02. Kabar dari Seberang

149 26 5
                                    

Berkabar adalah hal penting
Sebab, disanalah terjalin komunikasi pemupuk jalinan kasih-mengasihi.
🍃🍃🌹🍃🍃

"Ayo, Nak masuk... Dia akan baik-baik saja dalam mengemban tugasnya," terang wanita paruh baya itu dengan tatapan penuh makna. Ia paham seperti apa perasaan menantunya itu ketika baru menikah sudah harus ditinggalkan.

"Ah, iya Ibu... Aamiin, semoga,"
ucar Kiara terhenyak dari lamunannya. Sesaat sebelumnya gerbanglah yang  menjadi titik fokusnya.

"Begitulah, Nak pekerjaan suamimu...." tangan kanan sang mertua memeluk bahu menantunya dari belakang sembari mereka berjalan beriringan.

"Ibu dulu waktu awal ditinggalkan tugas oleh Aksa juga merasa sangat khawatir, lantas bukan berarti sekarang ibu sudah tidak khawatir loh ya...." Senyum lembut menjeda ucapannya. Kiara paham sekarang dari mana diturunkannya senyum lembut dan tatapan penuh keteduhan milik Aksa. Tidak lain dari wanita mulia itu.

"Hanya saja ibu sudah membiasakan perasaan untuk yakin sepenuhnya bahwa dia akan baik-baik saja atas lindungan-Nya."

"Iya Ibu... Saya akan belajar banyak dari Ibu, untuk menghadapi situasi seperti sekarang ini..." Kiara tersenyum lembut menutup kalimatnya. Betapa hangat dan lembut gaya bahasa ibu mertuanya. Jauh berbeda dari ketakutan-ketakutannya sebelum menikah dahulu. Lebih tepat sahabatnya yang menjejalkan pikiran-pikiran menyimpang itu. Meski ia sangat paham maksud baik dari sahabat dekatnya itu.

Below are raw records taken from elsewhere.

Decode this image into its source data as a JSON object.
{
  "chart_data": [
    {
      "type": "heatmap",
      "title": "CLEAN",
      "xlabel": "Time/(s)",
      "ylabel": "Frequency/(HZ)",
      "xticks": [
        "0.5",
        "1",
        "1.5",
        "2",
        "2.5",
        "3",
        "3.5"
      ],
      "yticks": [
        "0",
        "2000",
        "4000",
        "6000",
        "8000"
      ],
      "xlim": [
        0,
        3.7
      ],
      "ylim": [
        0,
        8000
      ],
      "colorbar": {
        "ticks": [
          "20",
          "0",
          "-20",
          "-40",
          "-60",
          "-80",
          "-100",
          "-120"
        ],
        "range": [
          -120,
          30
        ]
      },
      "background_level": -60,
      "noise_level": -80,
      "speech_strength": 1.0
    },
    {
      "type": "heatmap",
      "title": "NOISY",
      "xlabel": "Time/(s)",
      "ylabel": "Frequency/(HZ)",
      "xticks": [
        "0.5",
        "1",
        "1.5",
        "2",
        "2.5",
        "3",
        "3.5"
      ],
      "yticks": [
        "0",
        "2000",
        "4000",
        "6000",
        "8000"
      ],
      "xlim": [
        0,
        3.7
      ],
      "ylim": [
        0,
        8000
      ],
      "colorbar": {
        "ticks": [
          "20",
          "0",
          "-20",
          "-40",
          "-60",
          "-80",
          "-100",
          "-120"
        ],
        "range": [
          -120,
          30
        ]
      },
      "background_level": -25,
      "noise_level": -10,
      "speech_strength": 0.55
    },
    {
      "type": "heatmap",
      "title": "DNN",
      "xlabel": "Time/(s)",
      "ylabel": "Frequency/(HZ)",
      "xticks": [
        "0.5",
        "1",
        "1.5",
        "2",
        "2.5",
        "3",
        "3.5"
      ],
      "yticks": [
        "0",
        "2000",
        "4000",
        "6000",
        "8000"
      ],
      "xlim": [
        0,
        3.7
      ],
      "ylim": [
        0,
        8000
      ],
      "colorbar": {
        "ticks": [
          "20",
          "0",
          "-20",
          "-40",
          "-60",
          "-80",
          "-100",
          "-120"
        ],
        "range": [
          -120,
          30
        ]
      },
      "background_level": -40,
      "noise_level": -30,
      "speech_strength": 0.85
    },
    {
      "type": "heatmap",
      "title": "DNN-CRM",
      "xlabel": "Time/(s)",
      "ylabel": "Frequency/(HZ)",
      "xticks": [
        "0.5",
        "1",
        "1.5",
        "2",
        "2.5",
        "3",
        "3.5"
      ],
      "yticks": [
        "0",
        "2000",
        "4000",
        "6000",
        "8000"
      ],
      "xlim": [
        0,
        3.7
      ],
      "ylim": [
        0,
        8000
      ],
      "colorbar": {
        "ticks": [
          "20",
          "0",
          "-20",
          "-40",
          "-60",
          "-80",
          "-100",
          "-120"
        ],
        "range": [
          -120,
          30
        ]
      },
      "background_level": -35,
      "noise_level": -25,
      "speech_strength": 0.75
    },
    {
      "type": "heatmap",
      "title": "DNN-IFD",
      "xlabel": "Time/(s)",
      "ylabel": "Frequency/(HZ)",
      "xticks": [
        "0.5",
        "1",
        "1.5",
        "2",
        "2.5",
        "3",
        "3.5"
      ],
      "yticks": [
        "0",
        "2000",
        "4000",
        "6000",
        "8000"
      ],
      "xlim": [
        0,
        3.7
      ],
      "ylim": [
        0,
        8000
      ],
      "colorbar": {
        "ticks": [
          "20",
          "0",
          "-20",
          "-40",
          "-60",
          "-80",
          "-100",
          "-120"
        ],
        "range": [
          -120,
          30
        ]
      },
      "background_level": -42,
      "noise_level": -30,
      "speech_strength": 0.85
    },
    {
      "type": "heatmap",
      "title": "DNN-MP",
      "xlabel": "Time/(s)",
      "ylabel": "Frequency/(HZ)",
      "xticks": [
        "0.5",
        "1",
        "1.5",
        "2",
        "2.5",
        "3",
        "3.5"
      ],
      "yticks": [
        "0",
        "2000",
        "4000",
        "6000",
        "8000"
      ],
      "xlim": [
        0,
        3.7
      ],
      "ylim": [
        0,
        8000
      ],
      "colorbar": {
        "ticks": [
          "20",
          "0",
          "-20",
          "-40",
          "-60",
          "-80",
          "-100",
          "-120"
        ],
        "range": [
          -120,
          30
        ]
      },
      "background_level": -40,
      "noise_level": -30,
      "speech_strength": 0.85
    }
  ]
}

Katanya hidup seatap dengan mertua itu penuh aturan dan banyak hal menjadi larangan tak terkecuali tentang siapa yang menjadi suaminya kini turut ia tanggapi. "Kau yakin siap menikah di usia muda, dengan tentara pula?" Itulah kata yang sering kali dikonfirmasi oleh Gealdis atau lebih sering disapa Gea oleh Kiara. Ya, salah satu sahabat sejak kecilnya.

Lain halnya Ara dengan petuah bijaknya. "Jangan melebih-lebihkan hal yang kau sendiri belum alami, Ge... Tidak semua khayalanmu berkat film-film itu terjadi di dunia nyata. Ayolah apa yang terjadi dalam hidup ini bukan cerita fiksi yang dengan sesuka hati kau bisa lebih-lebihi alur ceritanya..."

Ucapnya terjeda menyecap es kelapa muda sembari menikmati semilir angin di pantai yang mempesona itu. Kali ini tatapannya beralih kepada Kiara.
"Tidak ada salahnya kau memulai tahap ta'aruf dengannya. Perkara cocok atau tidak di hati kau sendirilah yang sepenuhnya berhak untuk memutuskan."

"Kalian butuh mengenal dan memahami satu sama lain. Sebab, dalam sebuah pernikahan semua berawal dari bukan siapa-siapa sebelumnya, hingga pada akhirnya tak lagi bisa tenang jika tanpa kehadirannya." Kiara mengakhiri lamunan singkatnya, beralih pandang menatap penuh minat perhatian ibu mertua yang memang betul adanya. Ia merasa betapa beruntungnya ia dijadikan menantu oleh keluarga penuh kehangatan ini.

"Jadi, kau jangan sunggan ya, Nak untuk bertanya segala hal tentang suamimu itu." Ayah mertua berkata tenang menyela keasyikan mereka dalam bercerita.

"Nah, iya... Ibu tentu siap menceritakan banyak hal kepadamu, sayang. Nanti ya selepas jam magrib ada sesuatu yang ingin Ibu tunjukkan untukmu."

"Baik, Ibu...." jawab Kiara dengan senyuman di ujung ucapannya.

*****

Terdengar suara ketukan di pintu kamar Kiara. Gadis itu beranjak selepas meletakkan mukenah pada tempat semula.

Wanita itu menampilkan senyuman lembut di balik pintu yang dibuka oleh Kiara beserta sesuatu di tangannya.
"Ibu..." Album foto? batin Kiara.

"Ayo lihatlah ini sayang..." Wanita itu membimbing Kiara masuk lalu duduk untuk meneliti apa yang tengah ia bawa serta.

"Ini Kak Aksa saat balita, Bu?" ucapnya dengan mata berbinar-binar meneliti gambar seorang anak laki-laki berbaju biru dengan tangan memegang kaca mata sembari menengok ke arah kamera."